1 Einleitung

Bistabile Metallbleche mit einer vollständig geschlossenen Geometrie im entfalteten Zustand und einer aufgerollten Transportgeometrie sind von großem Interesse für den Leichtbau. Solche Strukturen können ohne Gehäuse transportiert und schließlich am Einsatzort entfaltet werden. Die verwendeten Bleche sollten eine relativ geringe Dicke um 0,1 bis 0,2 mm und eine hohe Streckgrenze von mehr als 600 MPa aufweisen, um bistabile Eigenschaften durch die Einbringung von Eigenspannungen zu ermöglichen [1]. Aus der Literatur ist bereits bekannt, dass sich über das inkrementelle Biegen der Blechhalbzeuge in zwei entgegengesetzte orthogonale Richtungen solche bistabilen Strukturen herstellen lassen [2]. Die in [3] durchgeführten Messungen der Eigenspannungsverteilung über die Dicke der bistabilen Bleche zeigen eine gute qualitative Übereinstimmung zwischen berechneten und gemessenen Werten. Aufgrund der hohen Streckgrenze und der entsprechend hohen Rückfederung wurde bisher ein inkrementeller Biegeprozess mit kleinen Biegeradien (< 10 mm) eingesetzt. Allerdings beschränkt die Breite des Biegewerkzeugs die maximale Länge der finalen bistabilen Struktur.

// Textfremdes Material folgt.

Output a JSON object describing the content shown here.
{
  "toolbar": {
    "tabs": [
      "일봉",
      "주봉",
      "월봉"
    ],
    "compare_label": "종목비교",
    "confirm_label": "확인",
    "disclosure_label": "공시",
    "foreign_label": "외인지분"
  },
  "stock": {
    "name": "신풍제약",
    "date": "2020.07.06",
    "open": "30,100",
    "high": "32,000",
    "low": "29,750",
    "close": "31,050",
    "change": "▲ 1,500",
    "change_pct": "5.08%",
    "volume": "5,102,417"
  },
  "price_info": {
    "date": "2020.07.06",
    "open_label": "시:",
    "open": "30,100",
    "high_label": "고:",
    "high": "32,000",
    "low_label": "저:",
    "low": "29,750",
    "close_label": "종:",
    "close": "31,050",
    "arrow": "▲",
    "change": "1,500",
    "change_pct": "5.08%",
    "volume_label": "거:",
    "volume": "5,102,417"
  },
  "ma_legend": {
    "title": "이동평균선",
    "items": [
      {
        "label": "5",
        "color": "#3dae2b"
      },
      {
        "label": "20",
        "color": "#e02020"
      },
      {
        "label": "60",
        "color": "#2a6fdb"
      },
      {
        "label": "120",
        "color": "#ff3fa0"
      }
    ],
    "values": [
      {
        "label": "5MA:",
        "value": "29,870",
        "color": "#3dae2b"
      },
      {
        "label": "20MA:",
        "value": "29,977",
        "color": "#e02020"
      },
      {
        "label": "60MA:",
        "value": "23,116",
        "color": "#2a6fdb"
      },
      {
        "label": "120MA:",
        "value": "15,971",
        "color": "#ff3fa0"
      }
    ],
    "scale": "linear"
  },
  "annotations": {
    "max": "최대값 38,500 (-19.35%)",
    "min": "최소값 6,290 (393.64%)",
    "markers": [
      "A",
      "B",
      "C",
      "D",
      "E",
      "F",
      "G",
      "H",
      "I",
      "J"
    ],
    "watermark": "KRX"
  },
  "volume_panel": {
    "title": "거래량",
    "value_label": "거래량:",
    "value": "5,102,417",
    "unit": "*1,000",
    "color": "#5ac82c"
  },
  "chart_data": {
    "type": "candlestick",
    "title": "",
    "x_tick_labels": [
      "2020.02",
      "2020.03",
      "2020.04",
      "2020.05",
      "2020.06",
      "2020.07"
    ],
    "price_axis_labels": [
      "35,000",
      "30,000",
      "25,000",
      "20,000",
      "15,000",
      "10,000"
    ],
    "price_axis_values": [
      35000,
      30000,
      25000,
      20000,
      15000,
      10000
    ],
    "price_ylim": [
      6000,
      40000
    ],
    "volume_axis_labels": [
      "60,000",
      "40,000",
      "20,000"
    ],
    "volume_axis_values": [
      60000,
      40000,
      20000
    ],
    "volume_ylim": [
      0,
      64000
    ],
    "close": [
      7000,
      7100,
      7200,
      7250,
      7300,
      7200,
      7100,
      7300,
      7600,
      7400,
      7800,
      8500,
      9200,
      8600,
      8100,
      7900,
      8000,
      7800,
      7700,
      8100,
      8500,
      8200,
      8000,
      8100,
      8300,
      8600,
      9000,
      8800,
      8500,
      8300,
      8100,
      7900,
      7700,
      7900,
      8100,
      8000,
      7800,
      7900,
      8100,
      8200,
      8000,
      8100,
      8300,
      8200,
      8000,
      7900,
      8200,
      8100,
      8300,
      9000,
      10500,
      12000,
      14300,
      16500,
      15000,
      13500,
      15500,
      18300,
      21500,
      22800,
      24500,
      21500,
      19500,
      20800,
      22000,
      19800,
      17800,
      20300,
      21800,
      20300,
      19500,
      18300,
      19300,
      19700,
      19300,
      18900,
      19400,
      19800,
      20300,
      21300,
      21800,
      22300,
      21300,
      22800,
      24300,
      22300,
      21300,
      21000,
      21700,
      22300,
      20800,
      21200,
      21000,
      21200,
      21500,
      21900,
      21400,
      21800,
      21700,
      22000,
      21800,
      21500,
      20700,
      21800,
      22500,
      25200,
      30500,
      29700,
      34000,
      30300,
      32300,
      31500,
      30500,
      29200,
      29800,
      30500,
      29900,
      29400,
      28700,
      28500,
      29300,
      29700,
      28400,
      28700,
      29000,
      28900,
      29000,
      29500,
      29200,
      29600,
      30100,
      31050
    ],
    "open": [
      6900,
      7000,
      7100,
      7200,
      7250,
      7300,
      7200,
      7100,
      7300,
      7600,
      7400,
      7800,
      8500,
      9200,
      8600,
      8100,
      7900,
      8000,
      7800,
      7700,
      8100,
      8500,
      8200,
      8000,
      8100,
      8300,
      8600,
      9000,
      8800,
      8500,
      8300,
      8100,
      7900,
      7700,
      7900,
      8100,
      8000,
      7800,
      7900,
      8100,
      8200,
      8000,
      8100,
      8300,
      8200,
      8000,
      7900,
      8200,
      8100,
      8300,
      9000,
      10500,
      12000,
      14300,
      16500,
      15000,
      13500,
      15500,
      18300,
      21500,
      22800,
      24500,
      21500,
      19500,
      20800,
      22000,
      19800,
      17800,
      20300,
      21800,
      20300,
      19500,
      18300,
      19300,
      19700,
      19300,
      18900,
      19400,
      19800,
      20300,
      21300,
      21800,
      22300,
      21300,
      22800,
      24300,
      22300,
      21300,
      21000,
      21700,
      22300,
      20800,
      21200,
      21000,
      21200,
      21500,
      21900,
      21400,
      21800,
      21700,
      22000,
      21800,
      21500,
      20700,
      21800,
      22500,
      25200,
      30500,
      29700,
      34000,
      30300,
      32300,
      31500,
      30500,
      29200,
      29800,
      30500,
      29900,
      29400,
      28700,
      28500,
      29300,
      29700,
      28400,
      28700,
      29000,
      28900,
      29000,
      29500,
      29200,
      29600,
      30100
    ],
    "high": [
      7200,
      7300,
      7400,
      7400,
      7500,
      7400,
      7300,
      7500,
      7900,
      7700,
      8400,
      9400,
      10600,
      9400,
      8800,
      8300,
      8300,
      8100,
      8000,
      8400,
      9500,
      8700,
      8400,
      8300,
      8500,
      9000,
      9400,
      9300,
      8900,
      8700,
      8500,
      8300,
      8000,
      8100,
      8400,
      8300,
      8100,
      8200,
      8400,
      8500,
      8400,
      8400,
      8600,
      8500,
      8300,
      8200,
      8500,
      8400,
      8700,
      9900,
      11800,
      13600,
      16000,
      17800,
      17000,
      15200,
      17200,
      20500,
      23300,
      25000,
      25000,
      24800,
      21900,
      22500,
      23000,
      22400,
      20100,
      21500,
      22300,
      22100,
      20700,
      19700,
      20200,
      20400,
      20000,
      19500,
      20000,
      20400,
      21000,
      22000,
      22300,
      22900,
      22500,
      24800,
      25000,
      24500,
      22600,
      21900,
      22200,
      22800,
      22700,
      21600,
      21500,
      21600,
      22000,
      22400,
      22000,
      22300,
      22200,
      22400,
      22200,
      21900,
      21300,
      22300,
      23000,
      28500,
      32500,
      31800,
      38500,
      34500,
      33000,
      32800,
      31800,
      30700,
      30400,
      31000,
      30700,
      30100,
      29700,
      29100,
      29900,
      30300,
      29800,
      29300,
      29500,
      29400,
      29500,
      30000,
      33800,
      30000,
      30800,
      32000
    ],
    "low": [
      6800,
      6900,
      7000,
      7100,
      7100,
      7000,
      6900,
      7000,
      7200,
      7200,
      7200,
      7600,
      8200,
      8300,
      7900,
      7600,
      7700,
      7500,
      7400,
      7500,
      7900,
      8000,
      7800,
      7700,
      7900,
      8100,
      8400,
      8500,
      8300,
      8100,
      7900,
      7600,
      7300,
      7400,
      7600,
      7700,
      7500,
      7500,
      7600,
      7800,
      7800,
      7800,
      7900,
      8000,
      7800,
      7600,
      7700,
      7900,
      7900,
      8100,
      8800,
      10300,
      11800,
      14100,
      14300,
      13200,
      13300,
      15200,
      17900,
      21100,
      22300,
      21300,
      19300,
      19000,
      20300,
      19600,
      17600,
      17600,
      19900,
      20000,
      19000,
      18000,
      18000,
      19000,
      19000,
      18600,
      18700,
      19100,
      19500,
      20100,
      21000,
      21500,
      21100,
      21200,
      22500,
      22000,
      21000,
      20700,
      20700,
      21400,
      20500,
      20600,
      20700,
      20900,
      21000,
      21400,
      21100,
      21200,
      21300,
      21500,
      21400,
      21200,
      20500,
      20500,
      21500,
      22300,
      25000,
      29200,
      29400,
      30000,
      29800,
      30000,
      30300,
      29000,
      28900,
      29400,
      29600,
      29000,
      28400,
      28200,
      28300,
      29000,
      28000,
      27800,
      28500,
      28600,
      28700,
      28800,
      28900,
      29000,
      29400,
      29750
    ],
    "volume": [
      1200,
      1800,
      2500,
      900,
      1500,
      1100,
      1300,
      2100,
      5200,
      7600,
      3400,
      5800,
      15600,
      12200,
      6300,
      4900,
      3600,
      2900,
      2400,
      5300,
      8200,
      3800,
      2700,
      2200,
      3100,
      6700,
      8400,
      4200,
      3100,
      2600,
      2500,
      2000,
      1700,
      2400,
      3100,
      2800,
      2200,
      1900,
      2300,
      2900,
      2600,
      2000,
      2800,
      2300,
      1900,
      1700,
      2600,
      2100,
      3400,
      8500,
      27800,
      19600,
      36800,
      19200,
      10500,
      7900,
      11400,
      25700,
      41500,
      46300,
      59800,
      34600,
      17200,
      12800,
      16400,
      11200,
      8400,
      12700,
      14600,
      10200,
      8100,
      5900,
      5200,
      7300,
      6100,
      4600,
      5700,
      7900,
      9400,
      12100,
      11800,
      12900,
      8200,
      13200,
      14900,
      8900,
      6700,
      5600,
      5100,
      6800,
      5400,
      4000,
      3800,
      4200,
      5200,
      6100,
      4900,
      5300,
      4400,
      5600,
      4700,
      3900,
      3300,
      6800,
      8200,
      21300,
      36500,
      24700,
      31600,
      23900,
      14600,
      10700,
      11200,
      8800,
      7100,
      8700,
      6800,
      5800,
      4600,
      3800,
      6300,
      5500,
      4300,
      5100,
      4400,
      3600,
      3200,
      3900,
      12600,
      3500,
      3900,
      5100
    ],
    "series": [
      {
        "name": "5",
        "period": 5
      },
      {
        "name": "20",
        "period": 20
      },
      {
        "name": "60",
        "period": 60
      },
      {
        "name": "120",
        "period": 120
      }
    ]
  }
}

In diesem Beitrag wird daher die Anwendbarkeit eines Walzprofilierprozesses zur Erzeugung bistabiler Strukturen untersucht. Das Walzprofilieren ist ein Herstellungsprozess, bei dem das Blech kontinuierlich durch eine Reihe konturierter Walzen geführt wird, die hintereinander angeordnet sind, um schrittweise die endgültige Produktform mit einem gewünschten gleichmäßigen Querschnitt zu erreichen [4]. Durch diesen Fertigungsprozess lassen sich also nahezu beliebige Bauteilgrößen erzeugen. Allerdings stellt die hohe Streckgrenze des Materials kombiniert mit der geringen Blechdicke eine wesentliche Herausforderung in dieser Prozessvariante dar, da eine ausreichende Plastifizierung entsprechend kleine Biegeradien benötigt. Die Notwendigkeit kleiner Biegeradien konnte auch bereits für das inkrementelle Biegen nachgewiesen werden [2], wobei in diesem Prozess direkt über die gesamte Blechbreite umgeformt wird und nicht nur eine lokale Umformzone wie beim Walzprofilieren auftritt. Es gilt also zu prüfen, ob bistabile Strukturen durch Walzprofilieren erzeugt und welche finalen Geometrien im entfalteten Zustand erreicht werden können.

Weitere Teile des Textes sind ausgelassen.